Melihat kemenangan dan kekalahan secara objektif serta memiliki ketahanan mental pada tingkat tertentu tidak hanya menjadi mata kuliah wajib bagi para atlet, tetapi juga bagi para suporter. Hanya dengan kemampuan menerima hasil permainan apa pun dengan tenang, penonton dapat mengapresiasi dan merasakan pesona permainan olahraga lebih dalam. “Ketidakpastian” sendiri merupakan bagian dari daya tarik olahraga kompetitif. Hasil memang penting, namun proses juga sama pentingnya.
Kita bisa mengapresiasi ketegaran para pemain unggulan dan superstar olahraga dalam bertanding, dan kita juga bisa memperhatikan semangat juang mereka yang lemah namun pantang menyerah. Yang menentukan menang atau kalah di lapangan bukanlah angan-angan suporter, melainkan kemampuan dasar, teknik dan taktik para atlet, penyesuaian mental, serta “hati besar” yang tetap tenang di saat krisis. Jika fans memiliki sikap "Saya tidak peduli" dan ingin atlet yang mereka dukung menang, ini bukan menonton pertandingan, tapi tangisan bayi raksasa.
Di arena, atlet selalu menjadi protagonis. Penggunaan kekuatan yang gegabah oleh fans di "front non-olahraga" tidak hanya mengganggu performa atlet di lapangan, tetapi juga tampaknya merebut kekuasaan tuan rumah. Tidak ada salahnya semakin banyak orang yang menjadikan atlet sebagai panutan, namun mereka harus belajar dari kegigihan semangat juangnya dibandingkan mendukung atlet seperti mengejar selebriti populer.
Hal lain yang perlu diperhatikan adalah bahwa "menghormati lawan juga merupakan bagian integral dari sportivitas." Dapat dikatakan bahwa permainan tanpa rasa hormat tidaklah lengkap. Ajang olah raga lama dan baru silih berganti, dan bertahan serta terburu-buru memenangkan kejuaraan adalah hal yang lumrah.
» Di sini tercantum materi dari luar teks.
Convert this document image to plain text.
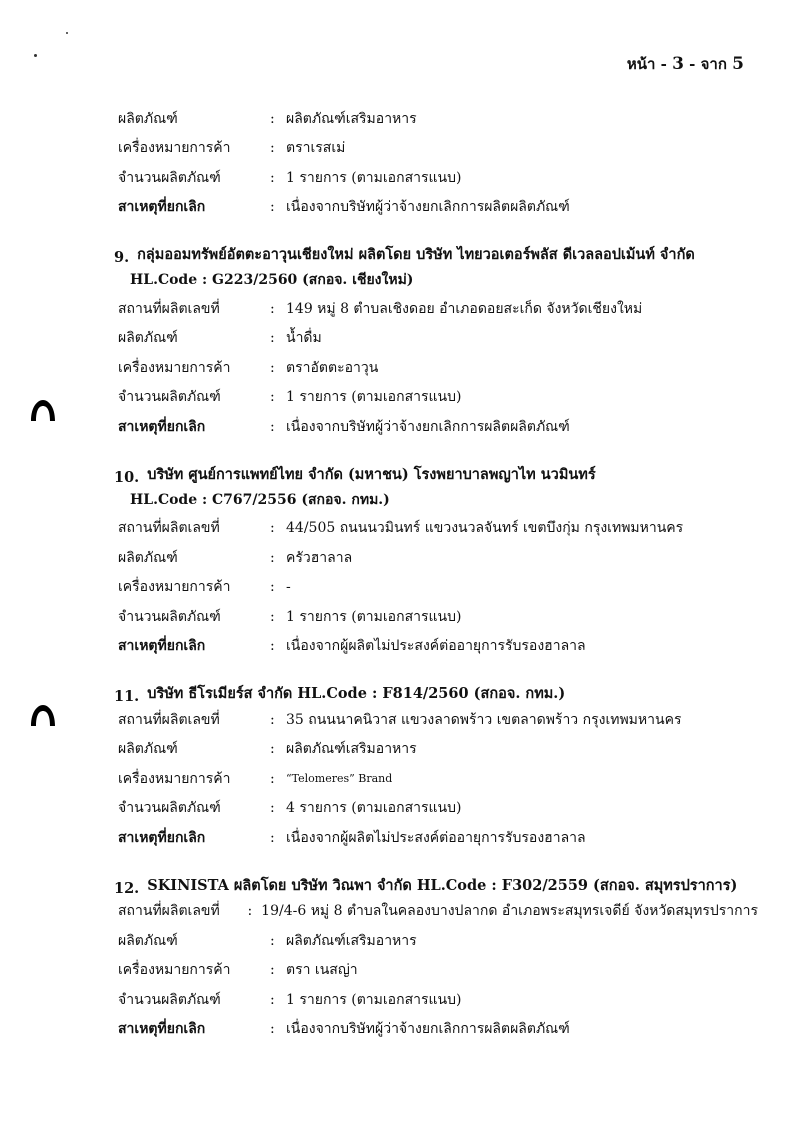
หน้า - 3 - จาก 5
ผลิตภัณฑ์	: ผลิตภัณฑ์เสริมอาหาร
เครื่องหมายการค้า	: ตราเรสเม่
จำนวนผลิตภัณฑ์	: 1 รายการ (ตามเอกสารแนบ)
สาเหตุที่ยกเลิก	: เนื่องจากบริษัทผู้ว่าจ้างยกเลิกการผลิตผลิตภัณฑ์
9. กลุ่มออมทรัพย์อัตตะอาวุนเชียงใหม่ ผลิตโดย บริษัท ไทยวอเตอร์พลัส ดีเวลลอปเม้นท์ จำกัด
HL.Code : G223/2560 (สกอจ. เชียงใหม่)
สถานที่ผลิตเลขที่	: 149 หมู่ 8 ตำบลเชิงดอย อำเภอดอยสะเก็ด จังหวัดเชียงใหม่
ผลิตภัณฑ์	: น้ำดื่ม
เครื่องหมายการค้า	: ตราอัตตะอาวุน
จำนวนผลิตภัณฑ์	: 1 รายการ (ตามเอกสารแนบ)
สาเหตุที่ยกเลิก	: เนื่องจากบริษัทผู้ว่าจ้างยกเลิกการผลิตผลิตภัณฑ์
10. บริษัท ศูนย์การแพทย์ไทย จำกัด (มหาชน) โรงพยาบาลพญาไท นวมินทร์
HL.Code : C767/2556 (สกอจ. กทม.)
สถานที่ผลิตเลขที่	: 44/505 ถนนนวมินทร์ แขวงนวลจันทร์ เขตบึงกุ่ม กรุงเทพมหานคร
ผลิตภัณฑ์	: ครัวฮาลาล
เครื่องหมายการค้า	: -
จำนวนผลิตภัณฑ์	: 1 รายการ (ตามเอกสารแนบ)
สาเหตุที่ยกเลิก	: เนื่องจากผู้ผลิตไม่ประสงค์ต่ออายุการรับรองฮาลาล
11. บริษัท ธีโรเมียร์ส จำกัด HL.Code : F814/2560 (สกอจ. กทม.)
สถานที่ผลิตเลขที่	: 35 ถนนนาคนิวาส แขวงลาดพร้าว เขตลาดพร้าว กรุงเทพมหานคร
ผลิตภัณฑ์	: ผลิตภัณฑ์เสริมอาหาร
เครื่องหมายการค้า	:	“Telomeres” Brand
จำนวนผลิตภัณฑ์	: 4 รายการ (ตามเอกสารแนบ)
สาเหตุที่ยกเลิก	: เนื่องจากผู้ผลิตไม่ประสงค์ต่ออายุการรับรองฮาลาล
12. SKINISTA ผลิตโดย บริษัท วิณพา จำกัด HL.Code : F302/2559 (สกอจ. สมุทรปราการ)
สถานที่ผลิตเลขที่	: 19/4-6 หมู่ 8 ตำบลในคลองบางปลากด อำเภอพระสมุทรเจดีย์ จังหวัดสมุทรปราการ
ผลิตภัณฑ์	: ผลิตภัณฑ์เสริมอาหาร
เครื่องหมายการค้า	: ตรา เนสญ่า
จำนวนผลิตภัณฑ์	: 1 รายการ (ตามเอกสารแนบ)
สาเหตุที่ยกเลิก	: เนื่องจากบริษัทผู้ว่าจ้างยกเลิกการผลิตผลิตภัณฑ์
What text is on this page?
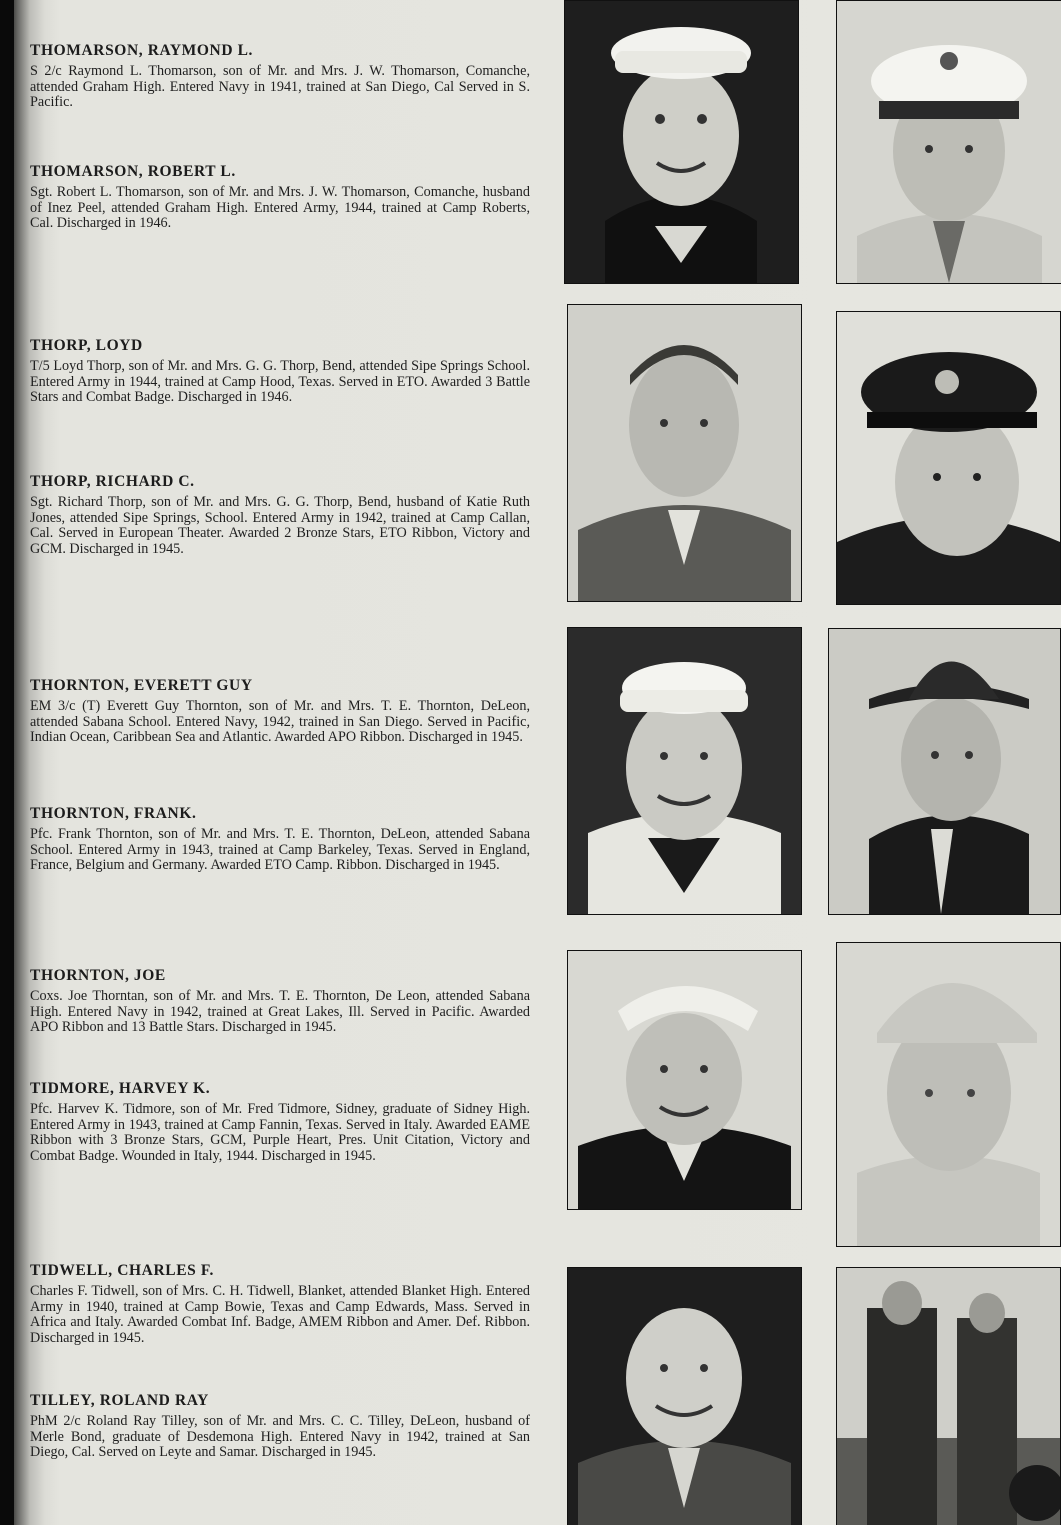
THOMARSON, RAYMOND L.

S 2/c Raymond L. Thomarson, son of Mr. and Mrs. J. W. Thomarson, Comanche, attended Graham High. Entered Navy in 1941, trained at San Diego, Cal Served in S. Pacific.

THOMARSON, ROBERT L.

Sgt. Robert L. Thomarson, son of Mr. and Mrs. J. W. Thomarson, Comanche, husband of Inez Peel, attended Graham High. Entered Army, 1944, trained at Camp Roberts, Cal. Discharged in 1946.

THORP, LOYD

T/5 Loyd Thorp, son of Mr. and Mrs. G. G. Thorp, Bend, attended Sipe Springs School. Entered Army in 1944, trained at Camp Hood, Texas. Served in ETO. Awarded 3 Battle Stars and Combat Badge. Discharged in 1946.

THORP, RICHARD C.

Sgt. Richard Thorp, son of Mr. and Mrs. G. G. Thorp, Bend, husband of Katie Ruth Jones, attended Sipe Springs, School. Entered Army in 1942, trained at Camp Callan, Cal. Served in European Theater. Awarded 2 Bronze Stars, ETO Ribbon, Victory and GCM. Discharged in 1945.

THORNTON, EVERETT GUY

EM 3/c (T) Everett Guy Thornton, son of Mr. and Mrs. T. E. Thornton, DeLeon, attended Sabana School. Entered Navy, 1942, trained in San Diego. Served in Pacific, Indian Ocean, Caribbean Sea and Atlantic. Awarded APO Ribbon. Discharged in 1945.

THORNTON, FRANK.

Pfc. Frank Thornton, son of Mr. and Mrs. T. E. Thornton, DeLeon, attended Sabana School. Entered Army in 1943, trained at Camp Barkeley, Texas. Served in England, France, Belgium and Germany. Awarded ETO Camp. Ribbon. Discharged in 1945.

THORNTON, JOE

Coxs. Joe Thorntan, son of Mr. and Mrs. T. E. Thornton, De Leon, attended Sabana High. Entered Navy in 1942, trained at Great Lakes, Ill. Served in Pacific. Awarded APO Ribbon and 13 Battle Stars. Discharged in 1945.

TIDMORE, HARVEY K.

Pfc. Harvev K. Tidmore, son of Mr. Fred Tidmore, Sidney, graduate of Sidney High. Entered Army in 1943, trained at Camp Fannin, Texas. Served in Italy. Awarded EAME Ribbon with 3 Bronze Stars, GCM, Purple Heart, Pres. Unit Citation, Victory and Combat Badge. Wounded in Italy, 1944. Discharged in 1945.

TIDWELL, CHARLES F.

Charles F. Tidwell, son of Mrs. C. H. Tidwell, Blanket, attended Blanket High. Entered Army in 1940, trained at Camp Bowie, Texas and Camp Edwards, Mass. Served in Africa and Italy. Awarded Combat Inf. Badge, AMEM Ribbon and Amer. Def. Ribbon. Discharged in 1945.

TILLEY, ROLAND RAY

PhM 2/c Roland Ray Tilley, son of Mr. and Mrs. C. C. Tilley, DeLeon, husband of Merle Bond, graduate of Desdemona High. Entered Navy in 1942, trained at San Diego, Cal. Served on Leyte and Samar. Discharged in 1945.
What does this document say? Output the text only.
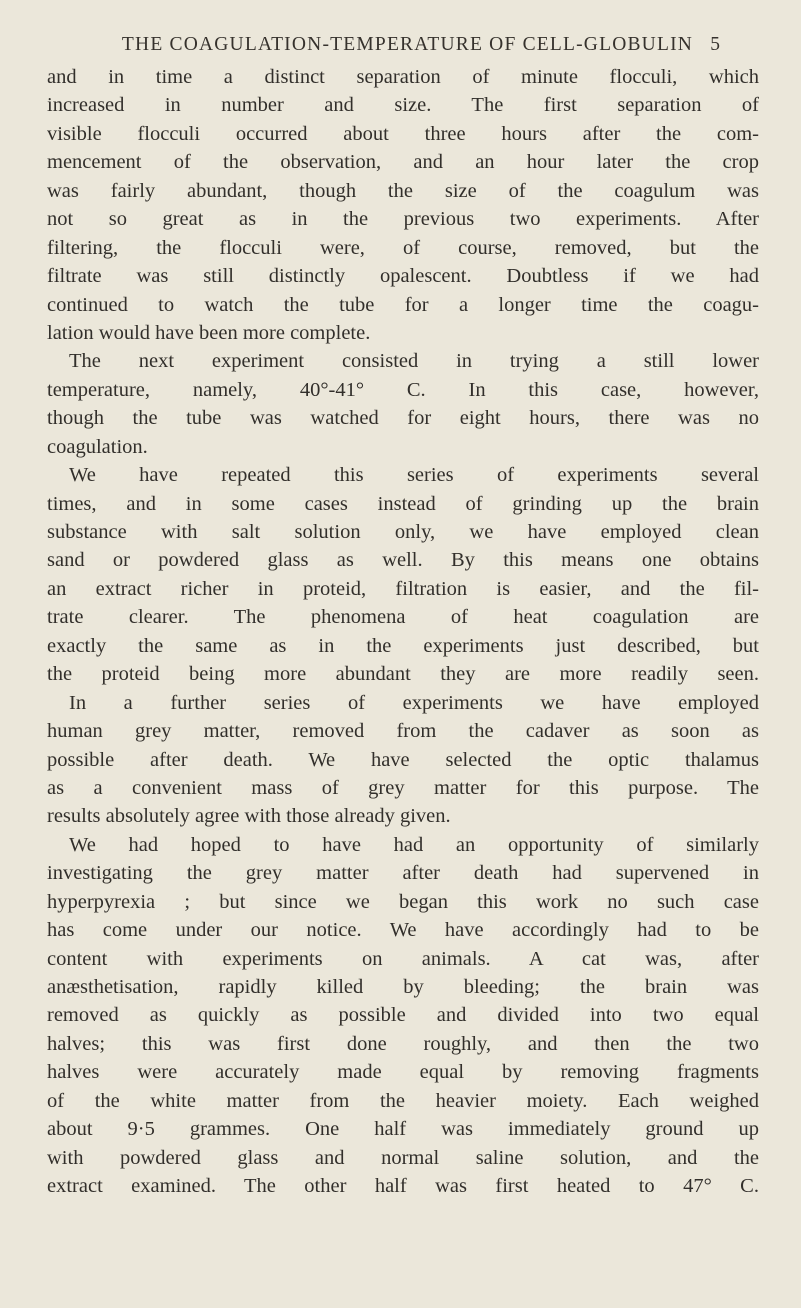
THE COAGULATION-TEMPERATURE OF CELL-GLOBULIN 5
and in time a distinct separation of minute flocculi, which
increased in number and size. The first separation of
visible flocculi occurred about three hours after the com-
mencement of the observation, and an hour later the crop
was fairly abundant, though the size of the coagulum was
not so great as in the previous two experiments. After
filtering, the flocculi were, of course, removed, but the
filtrate was still distinctly opalescent. Doubtless if we had
continued to watch the tube for a longer time the coagu-
lation would have been more complete.
The next experiment consisted in trying a still lower
temperature, namely, 40°-41° C. In this case, however,
though the tube was watched for eight hours, there was no
coagulation.
We have repeated this series of experiments several
times, and in some cases instead of grinding up the brain
substance with salt solution only, we have employed clean
sand or powdered glass as well. By this means one obtains
an extract richer in proteid, filtration is easier, and the fil-
trate clearer. The phenomena of heat coagulation are
exactly the same as in the experiments just described, but
the proteid being more abundant they are more readily seen.
In a further series of experiments we have employed
human grey matter, removed from the cadaver as soon as
possible after death. We have selected the optic thalamus
as a convenient mass of grey matter for this purpose. The
results absolutely agree with those already given.
We had hoped to have had an opportunity of similarly
investigating the grey matter after death had supervened in
hyperpyrexia ; but since we began this work no such case
has come under our notice. We have accordingly had to be
content with experiments on animals. A cat was, after
anæsthetisation, rapidly killed by bleeding; the brain was
removed as quickly as possible and divided into two equal
halves; this was first done roughly, and then the two
halves were accurately made equal by removing fragments
of the white matter from the heavier moiety. Each weighed
about 9·5 grammes. One half was immediately ground up
with powdered glass and normal saline solution, and the
extract examined. The other half was first heated to 47° C.
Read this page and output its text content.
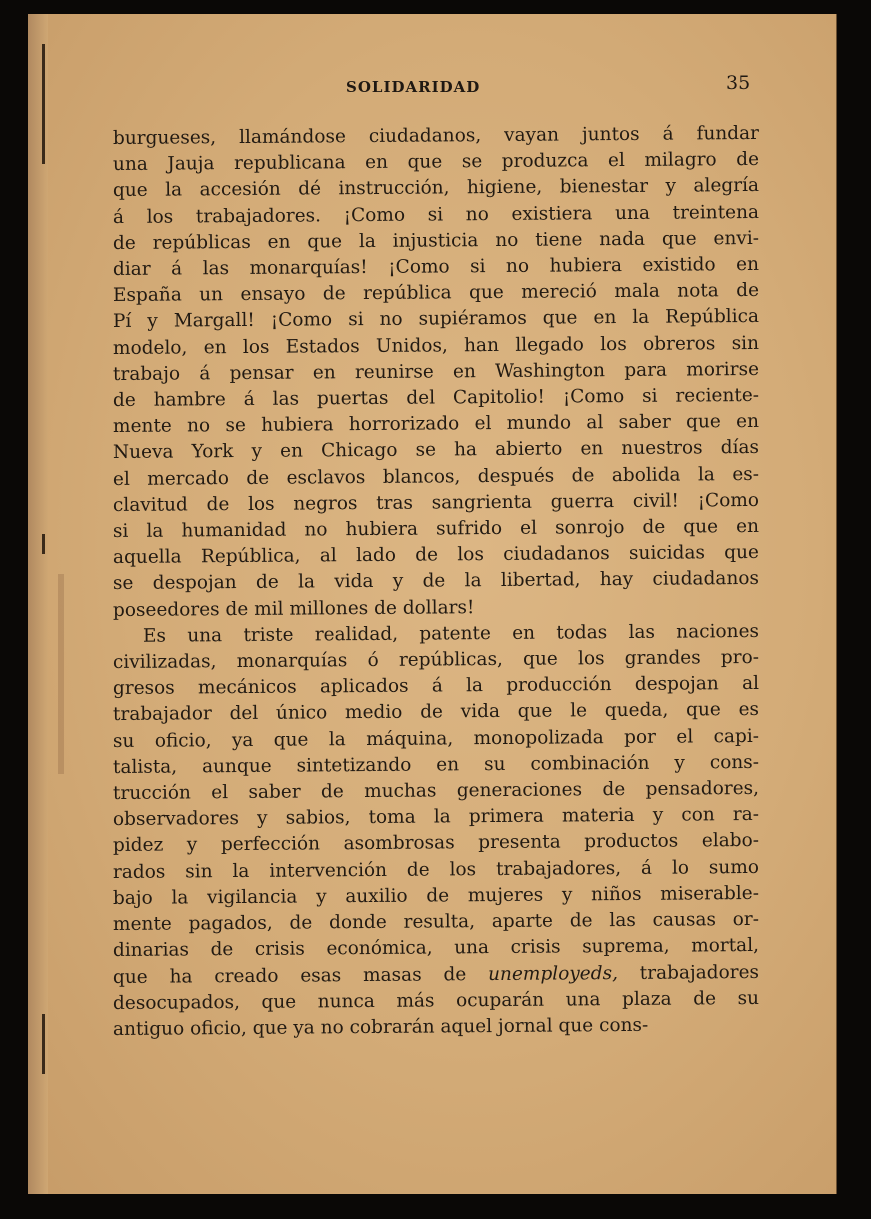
SOLIDARIDAD	35
burgueses, llamándose ciudadanos, vayan juntos á fundar
una Jauja republicana en que se produzca el milagro de
que la accesión dé instrucción, higiene, bienestar y alegría
á los trabajadores. ¡Como si no existiera una treintena
de repúblicas en que la injusticia no tiene nada que envi-
diar á las monarquías! ¡Como si no hubiera existido en
España un ensayo de república que mereció mala nota de
Pí y Margall! ¡Como si no supiéramos que en la República
modelo, en los Estados Unidos, han llegado los obreros sin
trabajo á pensar en reunirse en Washington para morirse
de hambre á las puertas del Capitolio! ¡Como si reciente-
mente no se hubiera horrorizado el mundo al saber que en
Nueva York y en Chicago se ha abierto en nuestros días
el mercado de esclavos blancos, después de abolida la es-
clavitud de los negros tras sangrienta guerra civil! ¡Como
si la humanidad no hubiera sufrido el sonrojo de que en
aquella República, al lado de los ciudadanos suicidas que
se despojan de la vida y de la libertad, hay ciudadanos
poseedores de mil millones de dollars!
Es una triste realidad, patente en todas las naciones
civilizadas, monarquías ó repúblicas, que los grandes pro-
gresos mecánicos aplicados á la producción despojan al
trabajador del único medio de vida que le queda, que es
su oficio, ya que la máquina, monopolizada por el capi-
talista, aunque sintetizando en su combinación y cons-
trucción el saber de muchas generaciones de pensadores,
observadores y sabios, toma la primera materia y con ra-
pidez y perfección asombrosas presenta productos elabo-
rados sin la intervención de los trabajadores, á lo sumo
bajo la vigilancia y auxilio de mujeres y niños miserable-
mente pagados, de donde resulta, aparte de las causas or-
dinarias de crisis económica, una crisis suprema, mortal,
que ha creado esas masas de unemployeds, trabajadores
desocupados, que nunca más ocuparán una plaza de su
antiguo oficio, que ya no cobrarán aquel jornal que cons-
Hubungan antara pemenang dan pecundang bukanlah hubungan dendam, melainkan hubungan saling berprestasi mustahil bagi penonton untuk menikmati permainan indah di depan TV.
Beberapa penggemar menganut gagasan "mengejek lawannya saat idolanya menang, dan memfitnah lawannya saat idolanya kalah". Hasil akhirnya adalah mendiskreditkan atletnya sendiri. Kemampuan dan kehormatan atlet bukanlah sesuatu yang bisa dibanggakan oleh penggemar, juga tidak bersaing dengan penggemar yang memiliki "suara lebih keras".
Hanya dengan menyaksikan pertandingan dengan penuh toleransi, menyaksikan pemain dengan penuh rasa hormat, dan menyaksikan kemenangan atau kekalahan dengan rasa normal, kita dapat menciptakan suasana olahraga yang bersih dan sehat bagi masyarakat. Memperlakukan atlet dan hasil pertandingan dengan pandangan yang menyimpang hanya akan menghilangkan kesenangan menonton pertandingan dan hakikat olahraga yang sebenarnya. Yang harus dihentikan adalah “roh jahat” yang sudah menjadi norma di fandom olahraga, dan yang harus dibersihkan adalah “mentalitas bayi raksasa” saat menonton pertandingan.